Jurisdictional structure
- Operations jurisdiction: Western Lycoming County, Pennsylvania (Borough of Jersey Shore and Cummings, McHenry, Nippenose, Piatt, Porter townships), United States
- Size: 168.4 sq mi (436.154 km^{2})
- Population: 8,458 (2010)

Facilities
- Patrol cars: 3
- Patrol SUVs: 6
- K9s: 1

= Tiadaghton Valley Regional Police Department =

American law enforcement agency

The Tiadaghton Valley Regional Police Department (TVRPD) was a regional police department in Lycoming County, Pennsylvania. As of January 1, 2023, TVRPD merged with Old Lycoming Police Department to form the Lycoming Regional Police Department.

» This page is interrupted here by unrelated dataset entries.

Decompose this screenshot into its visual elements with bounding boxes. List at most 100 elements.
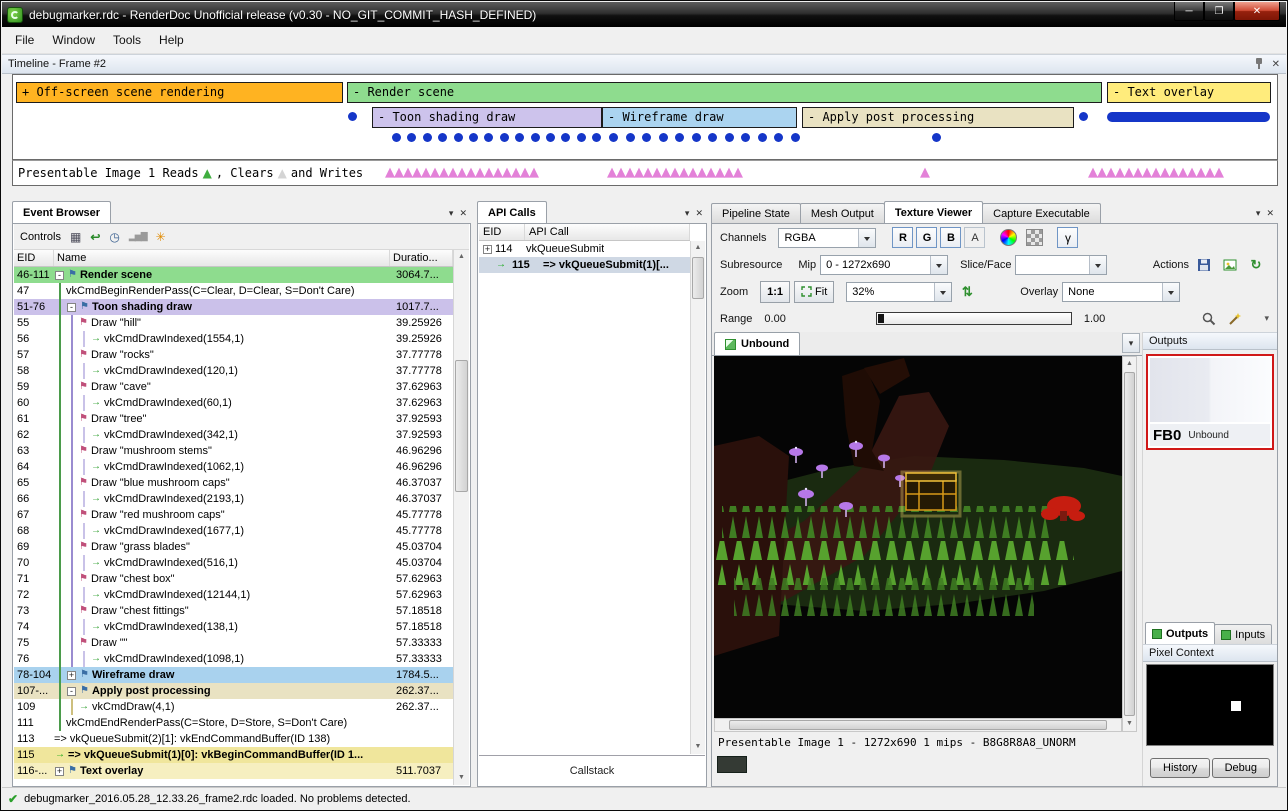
texture-tab-unbound[interactable]: Unbound — [714, 332, 800, 355]
column-eid[interactable]: EID — [479, 224, 525, 240]
channel-r-button[interactable]: R — [892, 227, 913, 248]
event-dot[interactable] — [577, 133, 586, 142]
output-thumbnail-fb0[interactable]: FB0 Unbound — [1146, 354, 1274, 450]
tab-outputs[interactable]: Outputs — [1145, 622, 1215, 644]
event-dot[interactable] — [741, 133, 750, 142]
panel-menu-chevron-icon[interactable]: ▾ — [449, 208, 454, 219]
bookmark-icon[interactable]: ✳ — [156, 230, 166, 244]
scroll-thumb[interactable] — [1124, 372, 1135, 716]
menu-item-help[interactable]: Help — [150, 29, 193, 51]
tab-inputs[interactable]: Inputs — [1214, 624, 1272, 644]
duration-stats-icon[interactable]: ▂▅▇ — [129, 231, 147, 242]
pixel-context-canvas[interactable] — [1146, 664, 1274, 746]
columns-icon[interactable]: ▦ — [70, 230, 81, 244]
debug-button[interactable]: Debug — [1212, 758, 1270, 778]
event-dot[interactable] — [454, 133, 463, 142]
mip-dropdown[interactable]: 0 - 1272x690 — [820, 255, 948, 275]
event-dot[interactable] — [1079, 112, 1088, 121]
table-row[interactable]: +114vkQueueSubmit — [479, 241, 690, 257]
table-row[interactable]: 57⚑Draw "rocks"37.77778 — [14, 347, 453, 363]
column-duration[interactable]: Duratio... — [390, 250, 453, 266]
table-row[interactable]: 73⚑Draw "chest fittings"57.18518 — [14, 603, 453, 619]
scroll-up-icon[interactable]: ▲ — [454, 250, 469, 264]
table-row[interactable]: 78-104+⚑Wireframe draw1784.5... — [14, 667, 453, 683]
event-dot[interactable] — [469, 133, 478, 142]
scroll-down-icon[interactable]: ▼ — [1123, 717, 1136, 731]
scroll-thumb[interactable] — [692, 257, 704, 299]
event-table-header[interactable]: EID Name Duratio... — [14, 250, 453, 267]
range-slider[interactable] — [876, 312, 1072, 325]
zoom-percent-combo[interactable]: 32% — [846, 282, 952, 302]
event-dot[interactable] — [642, 133, 651, 142]
timeline-block-render-scene[interactable]: - Render scene — [347, 82, 1102, 103]
panel-close-icon[interactable]: ✕ — [695, 208, 703, 219]
titlebar[interactable]: debugmarker.rdc - RenderDoc Unofficial r… — [2, 2, 1286, 27]
event-dot[interactable] — [692, 133, 701, 142]
table-row[interactable]: 111vkCmdEndRenderPass(C=Store, D=Store, … — [14, 715, 453, 731]
table-row[interactable]: 61⚑Draw "tree"37.92593 — [14, 411, 453, 427]
event-dot[interactable] — [348, 112, 357, 121]
tab-event-browser[interactable]: Event Browser — [12, 201, 111, 223]
tree-toggle-icon[interactable]: + — [55, 767, 64, 776]
table-row[interactable]: 72→vkCmdDrawIndexed(12144,1)57.62963 — [14, 587, 453, 603]
tab-api-calls[interactable]: API Calls — [477, 201, 547, 223]
slice-face-dropdown[interactable] — [1015, 255, 1107, 275]
channel-b-button[interactable]: B — [940, 227, 961, 248]
event-dot[interactable] — [484, 133, 493, 142]
timeline-block-wireframe[interactable]: - Wireframe draw — [602, 107, 797, 128]
event-browser-scrollbar[interactable]: ▲ ▼ — [453, 250, 469, 785]
channel-g-button[interactable]: G — [916, 227, 937, 248]
table-row[interactable]: 74→vkCmdDrawIndexed(138,1)57.18518 — [14, 619, 453, 635]
column-name[interactable]: Name — [54, 250, 390, 266]
channels-dropdown[interactable]: RGBA — [778, 228, 876, 248]
tree-toggle-icon[interactable]: + — [483, 245, 492, 254]
table-row[interactable]: →115=> vkQueueSubmit(1)[... — [479, 257, 690, 273]
pin-icon[interactable] — [1254, 58, 1264, 70]
table-row[interactable]: 115→=> vkQueueSubmit(1)[0]: vkBeginComma… — [14, 747, 453, 763]
table-row[interactable]: 63⚑Draw "mushroom stems"46.96296 — [14, 443, 453, 459]
table-row[interactable]: 46-111-⚑Render scene3064.7... — [14, 267, 453, 283]
table-row[interactable]: 65⚑Draw "blue mushroom caps"46.37037 — [14, 475, 453, 491]
event-dot[interactable] — [708, 133, 717, 142]
table-row[interactable]: 64→vkCmdDrawIndexed(1062,1)46.96296 — [14, 459, 453, 475]
channel-a-button[interactable]: A — [964, 227, 985, 248]
column-eid[interactable]: EID — [14, 250, 54, 266]
maximize-button[interactable]: ❐ — [1204, 2, 1234, 21]
event-dot[interactable] — [774, 133, 783, 142]
menu-item-file[interactable]: File — [6, 29, 43, 51]
gamma-button[interactable]: γ — [1057, 227, 1078, 248]
open-texture-list-button[interactable] — [1219, 254, 1241, 276]
texture-horizontal-scrollbar[interactable] — [714, 718, 1122, 732]
timeline-block-offscreen[interactable]: + Off-screen scene rendering — [16, 82, 343, 103]
event-dot[interactable] — [561, 133, 570, 142]
tree-toggle-icon[interactable]: + — [67, 671, 76, 680]
scroll-down-icon[interactable]: ▼ — [691, 740, 705, 754]
scroll-up-icon[interactable]: ▲ — [691, 241, 705, 255]
alpha-background-icon[interactable] — [1023, 227, 1045, 249]
menu-item-window[interactable]: Window — [43, 29, 104, 51]
timeline-block-post-processing[interactable]: - Apply post processing — [802, 107, 1074, 128]
table-row[interactable]: 67⚑Draw "red mushroom caps"45.77778 — [14, 507, 453, 523]
timeline-close-icon[interactable]: ✕ — [1272, 59, 1280, 70]
event-dot[interactable] — [592, 133, 601, 142]
panel-menu-chevron-icon[interactable]: ▾ — [1256, 208, 1261, 219]
zoom-fit-button[interactable]: Fit — [794, 281, 834, 303]
overflow-chevron-icon[interactable]: ▾ — [1264, 313, 1269, 324]
event-dot[interactable] — [500, 133, 509, 142]
flip-y-button[interactable]: ⇅ — [956, 281, 978, 303]
table-row[interactable]: 109→vkCmdDraw(4,1)262.37... — [14, 699, 453, 715]
table-row[interactable]: 62→vkCmdDrawIndexed(342,1)37.92593 — [14, 427, 453, 443]
event-dot[interactable] — [438, 133, 447, 142]
event-dot[interactable] — [531, 133, 540, 142]
panel-close-icon[interactable]: ✕ — [1266, 208, 1274, 219]
tab-mesh-output[interactable]: Mesh Output — [800, 203, 885, 223]
minimize-button[interactable]: ─ — [1174, 2, 1204, 21]
table-row[interactable]: 76→vkCmdDrawIndexed(1098,1)57.33333 — [14, 651, 453, 667]
event-dot[interactable] — [675, 133, 684, 142]
event-dot[interactable] — [758, 133, 767, 142]
table-row[interactable]: 51-76-⚑Toon shading draw1017.7... — [14, 299, 453, 315]
callstack-section[interactable]: Callstack — [479, 755, 705, 785]
panel-close-icon[interactable]: ✕ — [459, 208, 467, 219]
tree-toggle-icon[interactable]: - — [67, 303, 76, 312]
custom-shader-icon[interactable] — [997, 227, 1019, 249]
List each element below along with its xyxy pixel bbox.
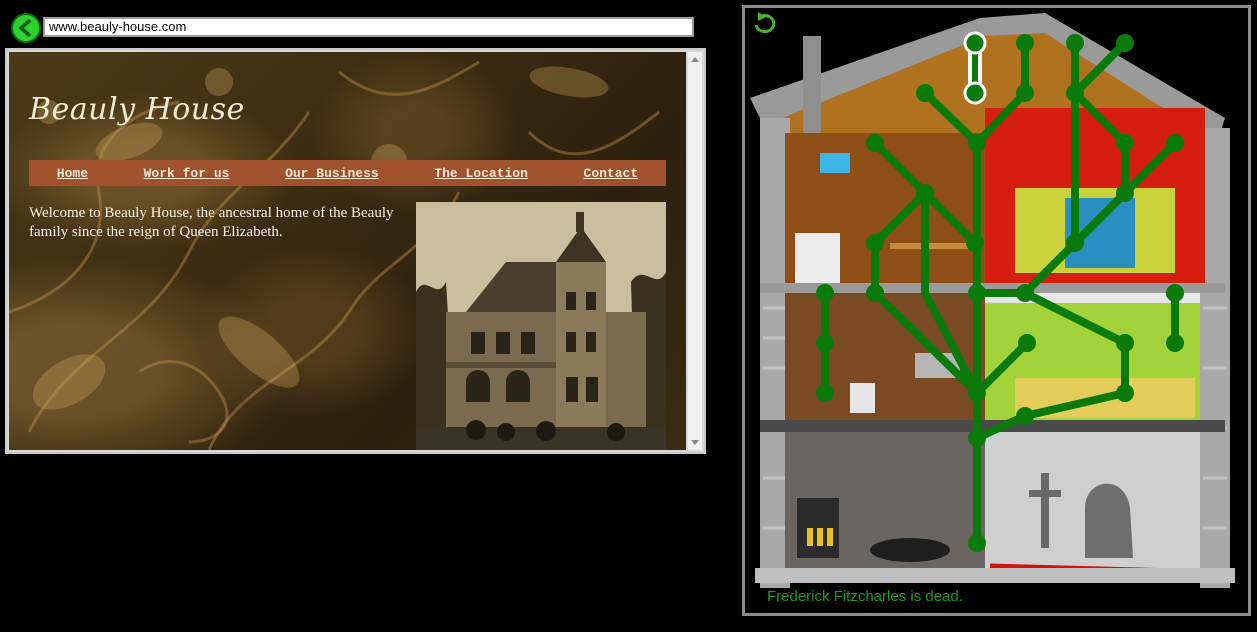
scroll-down-icon[interactable] (691, 440, 699, 445)
scroll-up-icon[interactable] (691, 57, 699, 62)
nav-home[interactable]: Home (57, 166, 88, 181)
house-photo (416, 202, 666, 450)
nav-our-business[interactable]: Our Business (285, 166, 379, 181)
site-title: Beauly House (29, 92, 245, 127)
game-panel: Frederick Fitzcharles is dead. (742, 5, 1251, 616)
website-page: Beauly House Home Work for us Our Busine… (9, 52, 686, 450)
back-button[interactable] (11, 13, 41, 43)
house-cross-section (750, 13, 1235, 588)
nav-work-for-us[interactable]: Work for us (144, 166, 230, 181)
browser-viewport: Beauly House Home Work for us Our Busine… (5, 48, 706, 454)
left-arrow-icon (19, 19, 31, 37)
site-navigation: Home Work for us Our Business The Locati… (29, 160, 666, 186)
welcome-text: Welcome to Beauly House, the ancestral h… (29, 205, 394, 240)
game-status-text: Frederick Fitzcharles is dead. (767, 588, 963, 605)
nav-the-location[interactable]: The Location (434, 166, 528, 181)
vertical-scrollbar[interactable] (688, 52, 702, 450)
selected-family-member[interactable] (963, 31, 987, 105)
restart-arrow-icon[interactable] (750, 11, 780, 37)
url-bar[interactable]: www.beauly-house.com (43, 17, 694, 37)
nav-contact[interactable]: Contact (584, 166, 639, 181)
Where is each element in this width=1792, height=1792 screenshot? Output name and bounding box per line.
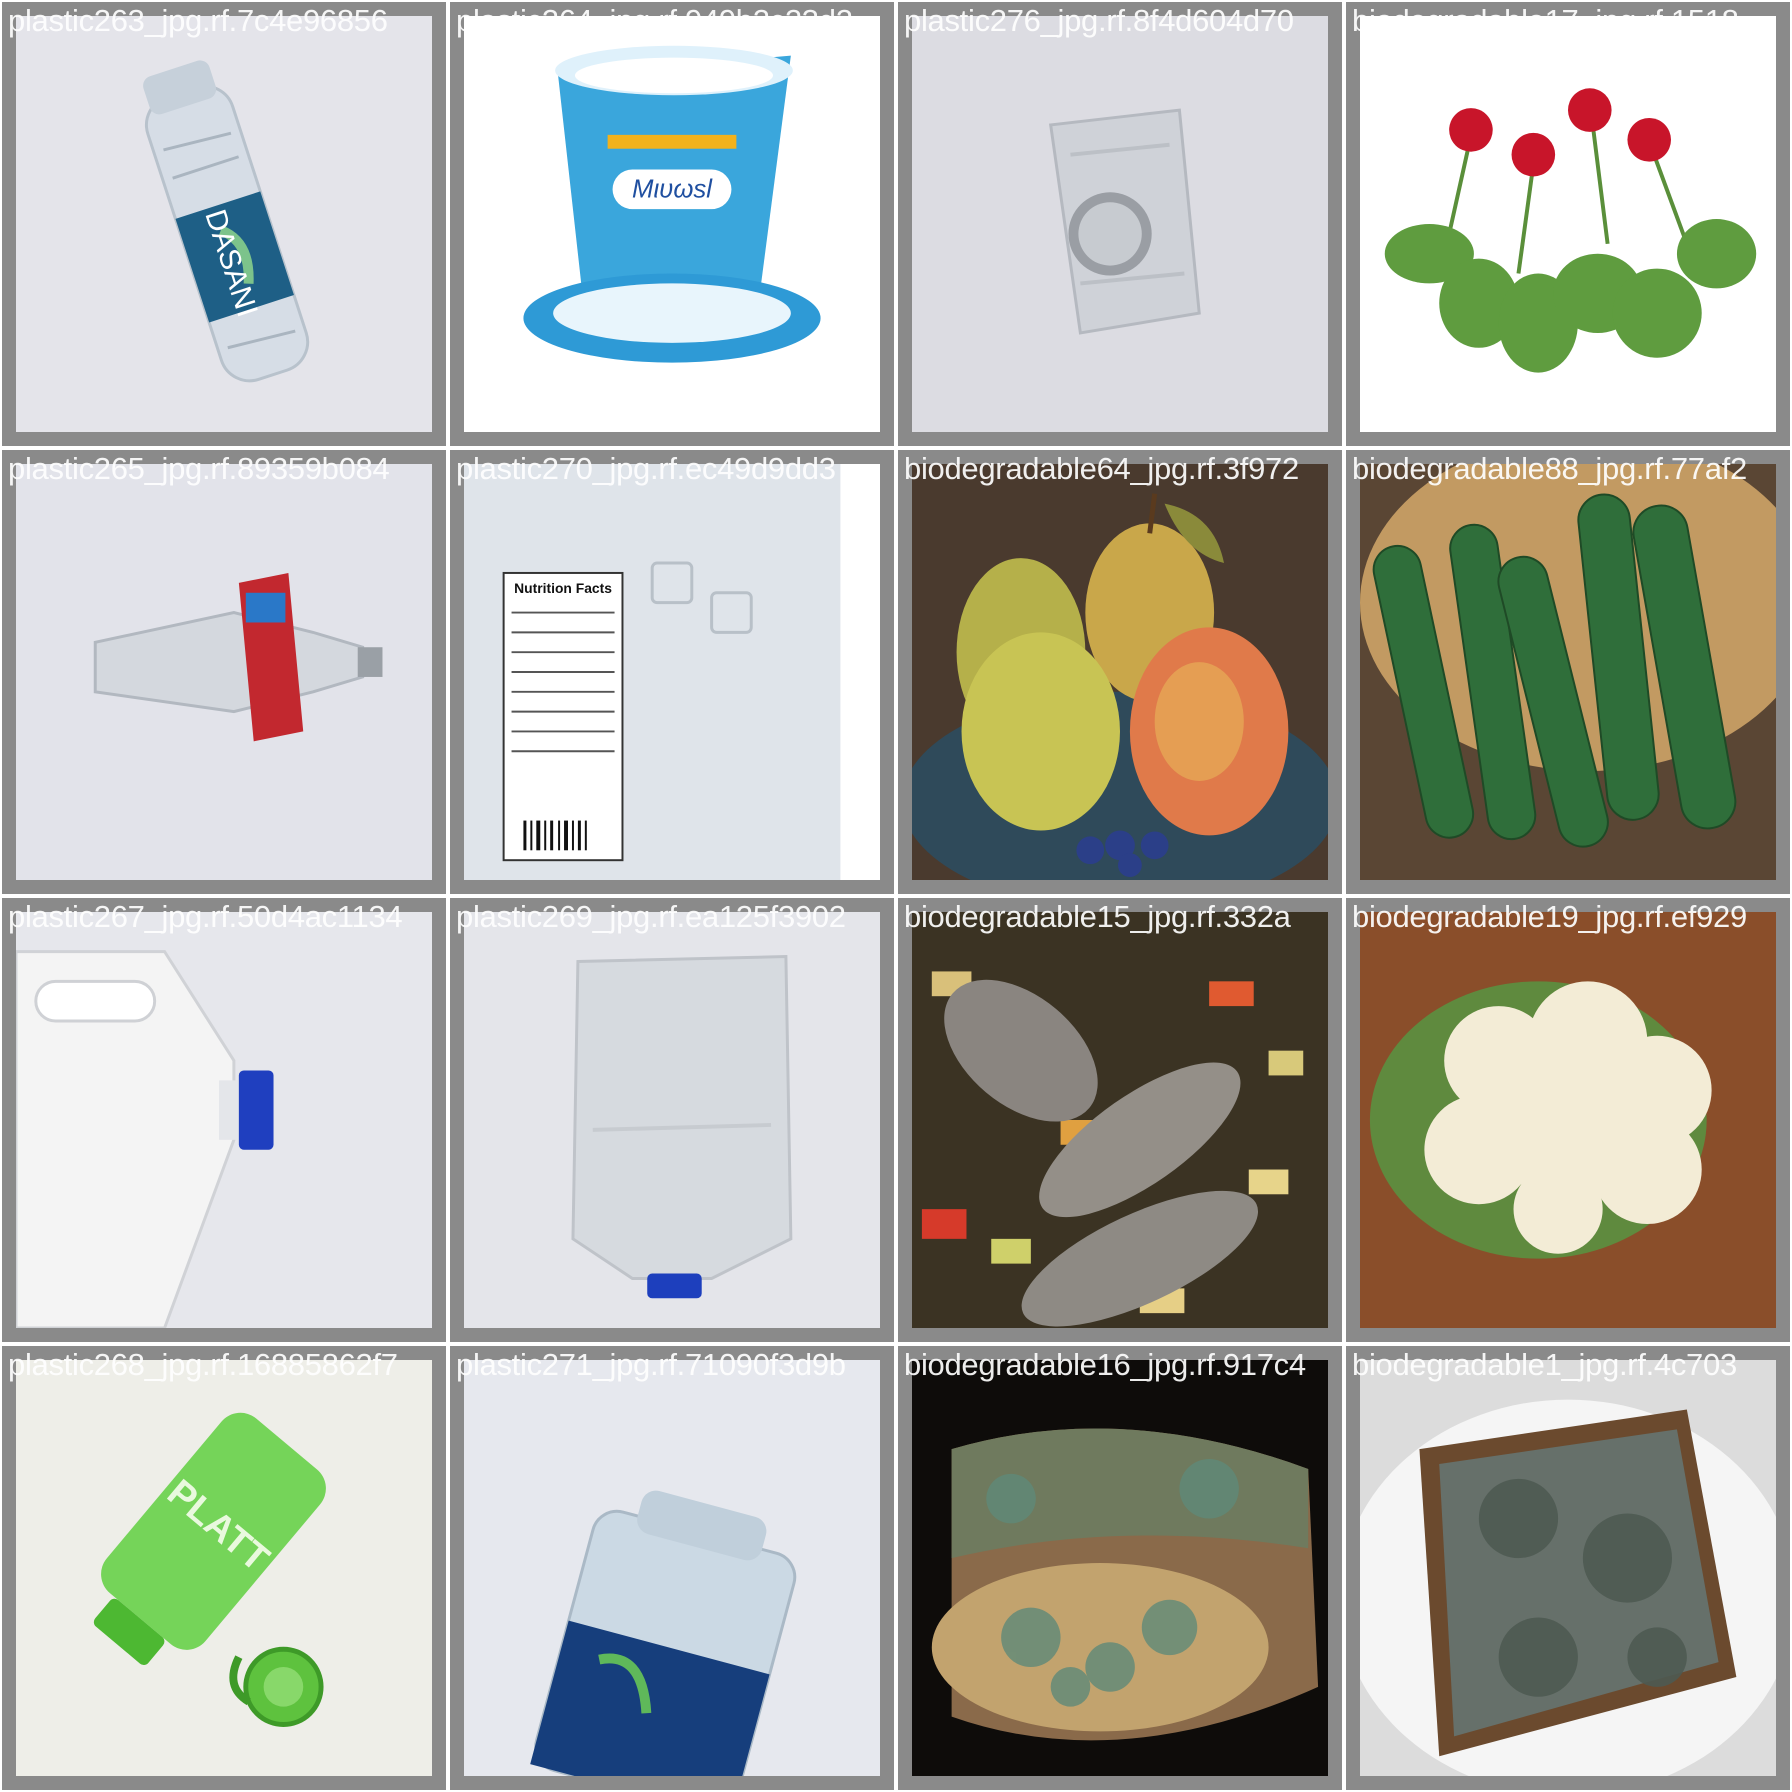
image-tile[interactable]: plastic267_jpg.rf.50d4ac1134 [0, 896, 448, 1344]
tile-photo [16, 912, 432, 1328]
image-tile[interactable]: plastic269_jpg.rf.ea125f3902 [448, 896, 896, 1344]
image-tile[interactable]: Nutrition Facts plastic270_jpg.rf.ec49d9… [448, 448, 896, 896]
tile-photo: Nutrition Facts [464, 464, 880, 880]
tile-photo [912, 1360, 1328, 1776]
tile-photo [1360, 912, 1776, 1328]
image-grid: DASANI plastic263_jpg.rf.7c4e96856 Mιυωs… [0, 0, 1792, 1792]
image-tile[interactable]: biodegradable1_jpg.rf.4c703 [1344, 1344, 1792, 1792]
tile-photo: Mιυωsl [464, 16, 880, 432]
image-tile[interactable]: Mιυωsl plastic264_jpg.rf.949b2c23d2 [448, 0, 896, 448]
nutrition-label-text: Nutrition Facts [514, 580, 612, 596]
image-tile[interactable]: biodegradable17_jpg.rf.1518 [1344, 0, 1792, 448]
image-tile[interactable]: plastic271_jpg.rf.71090f3d9b [448, 1344, 896, 1792]
tile-photo [16, 464, 432, 880]
image-tile[interactable]: PLATT plastic268_jpg.rf.16885862f7 [0, 1344, 448, 1792]
tile-photo [464, 912, 880, 1328]
tile-photo [912, 464, 1328, 880]
image-tile[interactable]: biodegradable16_jpg.rf.917c4 [896, 1344, 1344, 1792]
tile-photo [464, 1360, 880, 1776]
image-tile[interactable]: biodegradable19_jpg.rf.ef929 [1344, 896, 1792, 1344]
tile-photo: PLATT [16, 1360, 432, 1776]
tile-photo [912, 16, 1328, 432]
tile-photo [1360, 16, 1776, 432]
tile-photo [1360, 1360, 1776, 1776]
image-tile[interactable]: DASANI plastic263_jpg.rf.7c4e96856 [0, 0, 448, 448]
image-tile[interactable]: plastic265_jpg.rf.89359b084 [0, 448, 448, 896]
tile-photo [912, 912, 1328, 1328]
tile-photo [1360, 464, 1776, 880]
image-tile[interactable]: plastic276_jpg.rf.8f4d604d70 [896, 0, 1344, 448]
tile-photo: DASANI [16, 16, 432, 432]
image-tile[interactable]: biodegradable64_jpg.rf.3f972 [896, 448, 1344, 896]
image-tile[interactable]: biodegradable88_jpg.rf.77af2 [1344, 448, 1792, 896]
image-tile[interactable]: biodegradable15_jpg.rf.332a [896, 896, 1344, 1344]
cup-label-text: Mιυωsl [632, 175, 713, 203]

The department served the residents of Jersey Shore borough as well as Cummings, McHenry, Nippenose, Piatt, and Porter townships.

== History ==
Tiadaghton Valley Regional Police Department was formed via the merger of Jersey Shore Borough Police Department and Porter Township Police Department in 2010.

== Vehicles ==
TVRPD operates an all-Ford fleet. They operate marked and unmarked Ford Interceptor sedans police version of the Taurus and Ford Interceptor Utility police version of the Explorer.

== Fallen officers ==
_{Officers featured in this section died from injuries after or while conducting law enforcement operations while on duty.}

| Date | Name | Age | Cause | Details |
|---|---|---|---|---|
| 10 December 1904^{a} | Edward Norton Jr | 48 | Heart Attack | Norton suffered a fatal hard attack shortly after separating two fighting juveniles. |

Note
a.This occurred well before regionalisation. Norton was member of the Jersey Shore Borough Police Department.